Задумайтесь: речь не идёт о каких-то маньяках, убийцах, извращенцах, отбросах общества и т. д. и т. п. Мы говорим о совершенно нормальных, обычных студентах престижного вуза, которых просто поставили в определённые обстоятельства.

И этого оказалось вполне достаточно, чтобы они превратились в тех самых маньяков и в те самые отбросы!

Впрочем, когда я думаю об эксперименте Зимбардо, меня больше всего поражает другой факт. Заключённые, понятно, находились в тюрьме постоянно, а вот надзиратели «работали» посменно – по восемь часов в день.

То есть каждый божий день они после такой вот своей «смены» возвращались домой и – как ни в чём не бывало – исполняли роли милых и добропорядочных граждан: любящих сыновей, обходительных любовников, подающих надежды студентов…[16]

У вас это укладывается в голове?

А теперь представьте, что на месте этих студентов могли оказаться вы. Заметили бы вы то самое объявление на стене и позвонили бы в офис Зимбардо… Вы думаете, что никогда бы не превратились в таких отморозков? Уверен, что вы так и думаете.

Но не для того научная психология ставит свои эксперименты, чтобы мы посмотрели на какой-то загадочный – другой – вид людей. Она ставит их для того, чтобы мы посмотрелись в зеркало. То, что случилось со студентами в эксперименте Зимбардо, – это то, что случилось бы с каждым из нас.

Эту правду трудно принять, я понимаю. Но это важно. Отложите книгу и просто подумайте об этом: то, каким вы себя знаете, – это лишь следствие вполне определённых внешних обстоятельств. Если они существенно изменятся, вы, вероятно, уже не сможете себя узнать.

И поведение «заключённых» в эксперименте Зимбардо – лучшее тому подтверждение. Невозможно понять, почему они-то оставались в этой «тюрьме»? Никто не вправе был их удерживать там против их воли. Отказавшись, они в худшем случае недополучили бы какие-то деньги (причём многим, как выяснилось, они были и не так уж нужны).

Этот вопрос до сих пор остаётся без ответа. Есть версии исследователей и объяснения самих испытуемых, а мы с вами можем только строить догадки.

Но чего все они стоят, если действительная реальность такова, что никто из «заключённых» не затребовал своего освобождения? Никто. Все продолжали играть в эту игру, осознавая при этом безумие собственного положения[17].

Эффект Люцифера

Незаметно для самих себя даже создатели эксперимента – учёные-психологи – поддались его гипнозу.

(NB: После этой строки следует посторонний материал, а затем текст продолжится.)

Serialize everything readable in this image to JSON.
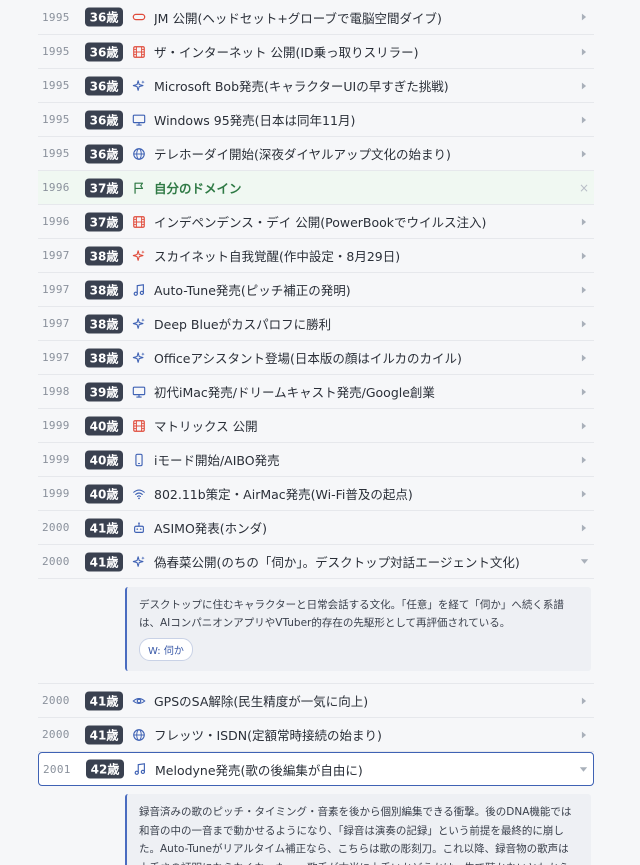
{
  "colors": {
    "icon_red": "#e04a3a",
    "icon_blue": "#3f62b4",
    "icon_green": "#2f7a45",
    "badge_bg": "#3a4150",
    "chevron": "#a9b0ba"
  },
  "rows_top": [
    {
      "year": "1995",
      "age": "36歳",
      "icon": "goggles-icon",
      "title": "JM 公開(ヘッドセット+グローブで電脳空間ダイブ)"
    },
    {
      "year": "1995",
      "age": "36歳",
      "icon": "film-icon",
      "title": "ザ・インターネット 公開(ID乗っ取りスリラー)"
    },
    {
      "year": "1995",
      "age": "36歳",
      "icon": "sparkle-icon",
      "title": "Microsoft Bob発売(キャラクターUIの早すぎた挑戦)"
    },
    {
      "year": "1995",
      "age": "36歳",
      "icon": "monitor-icon",
      "title": "Windows 95発売(日本は同年11月)"
    },
    {
      "year": "1995",
      "age": "36歳",
      "icon": "globe-icon",
      "title": "テレホーダイ開始(深夜ダイヤルアップ文化の始まり)"
    }
  ],
  "highlight_row": {
    "year": "1996",
    "age": "37歳",
    "icon": "flag-icon",
    "title": "自分のドメイン",
    "close": "×"
  },
  "rows_mid": [
    {
      "year": "1996",
      "age": "37歳",
      "icon": "film-icon",
      "title": "インデペンデンス・デイ 公開(PowerBookでウイルス注入)"
    },
    {
      "year": "1997",
      "age": "38歳",
      "icon": "sparkle-icon-red",
      "title": "スカイネット自我覚醒(作中設定・8月29日)"
    },
    {
      "year": "1997",
      "age": "38歳",
      "icon": "music-note-icon",
      "title": "Auto-Tune発売(ピッチ補正の発明)"
    },
    {
      "year": "1997",
      "age": "38歳",
      "icon": "sparkle-icon",
      "title": "Deep Blueがカスパロフに勝利"
    },
    {
      "year": "1997",
      "age": "38歳",
      "icon": "sparkle-icon",
      "title": "Officeアシスタント登場(日本版の顔はイルカのカイル)"
    },
    {
      "year": "1998",
      "age": "39歳",
      "icon": "monitor-icon",
      "title": "初代iMac発売/ドリームキャスト発売/Google創業"
    },
    {
      "year": "1999",
      "age": "40歳",
      "icon": "film-icon",
      "title": "マトリックス 公開"
    },
    {
      "year": "1999",
      "age": "40歳",
      "icon": "phone-icon",
      "title": "iモード開始/AIBO発売"
    },
    {
      "year": "1999",
      "age": "40歳",
      "icon": "wifi-icon",
      "title": "802.11b策定・AirMac発売(Wi-Fi普及の起点)"
    },
    {
      "year": "2000",
      "age": "41歳",
      "icon": "robot-icon",
      "title": "ASIMO発表(ホンダ)"
    }
  ],
  "expanded_row": {
    "year": "2000",
    "age": "41歳",
    "icon": "sparkle-icon",
    "title": "偽春菜公開(のちの「伺か」。デスクトップ対話エージェント文化)",
    "detail": "デスクトップに住むキャラクターと日常会話する文化。「任意」を経て「伺か」へ続く系譜は、AIコンパニオンアプリやVTuber的存在の先駆形として再評価されている。",
    "tag": "W: 伺か"
  },
  "rows_after": [
    {
      "year": "2000",
      "age": "41歳",
      "icon": "eye-icon",
      "title": "GPSのSA解除(民生精度が一気に向上)"
    },
    {
      "year": "2000",
      "age": "41歳",
      "icon": "globe-icon",
      "title": "フレッツ・ISDN(定額常時接続の始まり)"
    }
  ],
  "selected_row": {
    "year": "2001",
    "age": "42歳",
    "icon": "music-note-icon",
    "title": "Melodyne発売(歌の後編集が自由に)",
    "detail": "録音済みの歌のピッチ・タイミング・音素を後から個別編集できる衝撃。後のDNA機能では和音の中の一音まで動かせるようになり、「録音は演奏の記録」という前提を最終的に崩した。Auto-Tuneがリアルタイム補正なら、こちらは歌の彫刻刀。これ以降、録音物の歌声は上手さの証明にならなくなった――歌手が本当に上手いかどうかは、生で聴かないとわからない時代である。"
  }
}
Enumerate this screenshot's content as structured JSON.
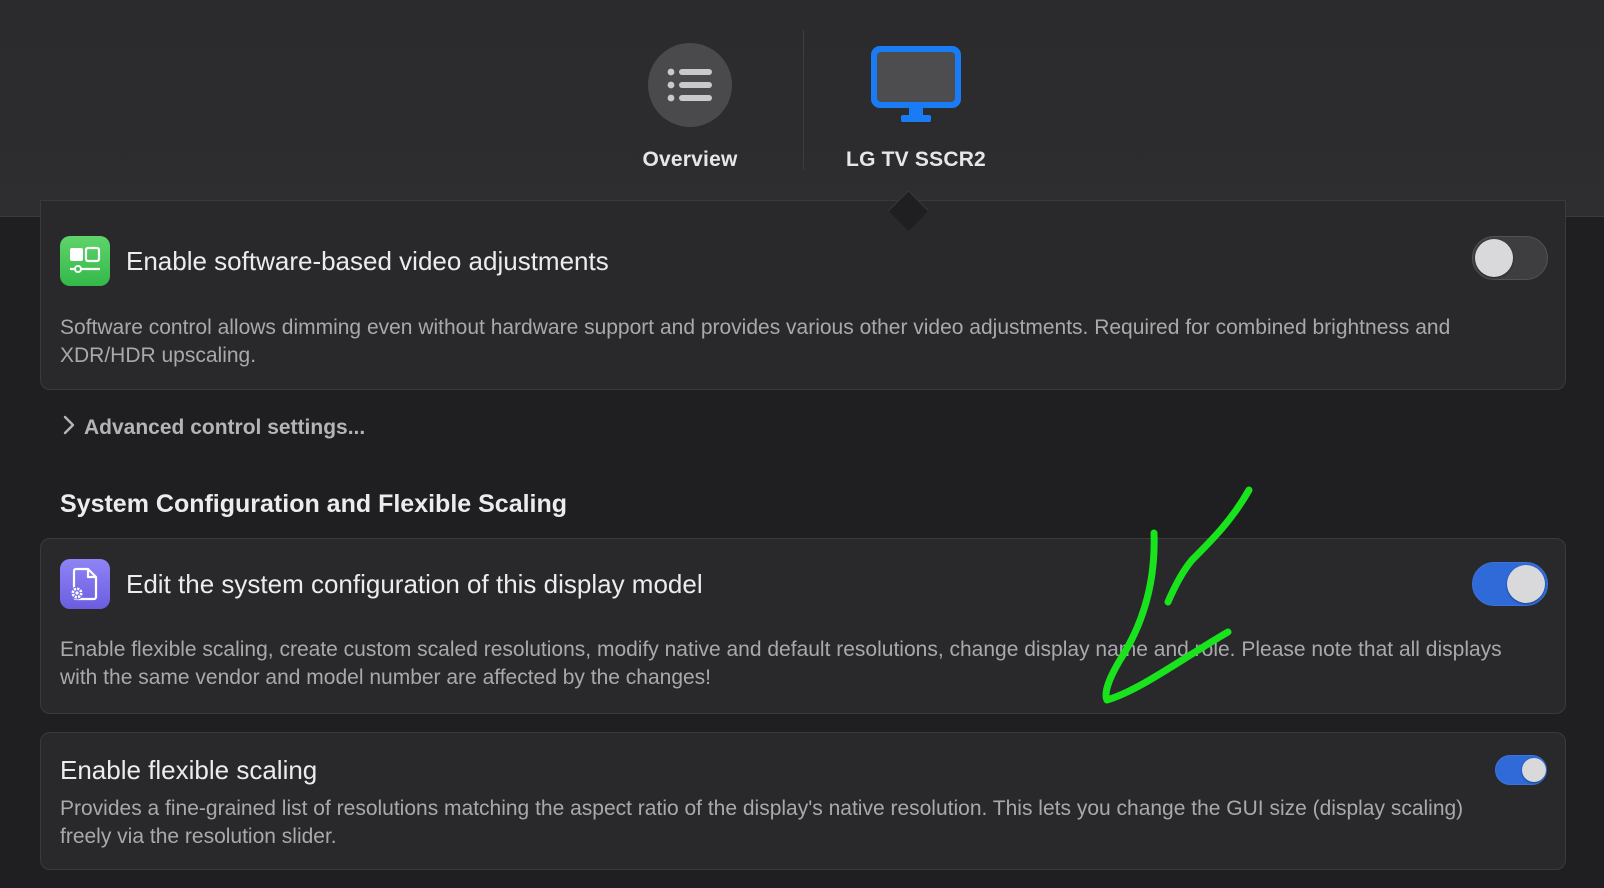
{
  "toolbar": {
    "tabs": [
      {
        "label": "Overview",
        "icon": "list-icon"
      },
      {
        "label": "LG TV SSCR2",
        "icon": "display-icon",
        "accent": "#1a7cf5"
      }
    ]
  },
  "video_adjustments": {
    "title": "Enable software-based video adjustments",
    "description": "Software control allows dimming even without hardware support and provides various other video adjustments. Required for combined brightness and XDR/HDR upscaling.",
    "enabled": false,
    "icon": "video-adjust-icon"
  },
  "advanced": {
    "label": "Advanced control settings..."
  },
  "system_section": {
    "heading": "System Configuration and Flexible Scaling",
    "edit_config": {
      "title": "Edit the system configuration of this display model",
      "description": "Enable flexible scaling, create custom scaled resolutions, modify native and default resolutions, change display name and role. Please note that all displays with the same vendor and model number are affected by the changes!",
      "enabled": true,
      "icon": "config-document-icon"
    },
    "flexible_scaling": {
      "title": "Enable flexible scaling",
      "description": "Provides a fine-grained list of resolutions matching the aspect ratio of the display's native resolution. This lets you change the GUI size (display scaling) freely via the resolution slider.",
      "enabled": true
    }
  },
  "colors": {
    "toggle_on": "#2f6ad8",
    "annotation": "#18e31c"
  }
}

Спустя 36 лет, уже имея за плечами выдающуюся карьеру и экспертный опыт работы в тюрьме Абу-Грейб (после известных случаев пыток заключённых), Филип Зимбардо написал книгу «Эффект Люцифера. Почему хорошие люди превращаются в злодеев». Книгу, полную раскаяния.

«Негативная власть, которой я обладал, – пишет Зимбардо, вспоминая своё поведение в “стэндфордской тюрьме”, – ослепила меня, она не позволила мне увидеть разрушительное влияние Системы, которую я создал и поддерживал. Участники эксперимента были совсем зелёными юношами, почти без жизненного опыта. А я был опытным исследователем, зрелым взрослым человеком. Но я постепенно превращался в Символ тюремной власти. Я ходил и говорил, как он. Окружающие относились ко мне так, будто бы я был им. И я им стал. Я стал именно таким символом власти, к которым я питал отвращение всю свою жизнь, – надменным, авторитарным “боссом”. Я стал его воплощением. Я мог успокоить свою совесть – ведь в качестве хорошего и доброго суперинтенданта я старался удерживать слишком рьяных охранников от физического насилия. Но это лишь содействовало тому, что охранники изобретали всё новые и новые методы изощрённого психологического насилия над бедными заключёнными».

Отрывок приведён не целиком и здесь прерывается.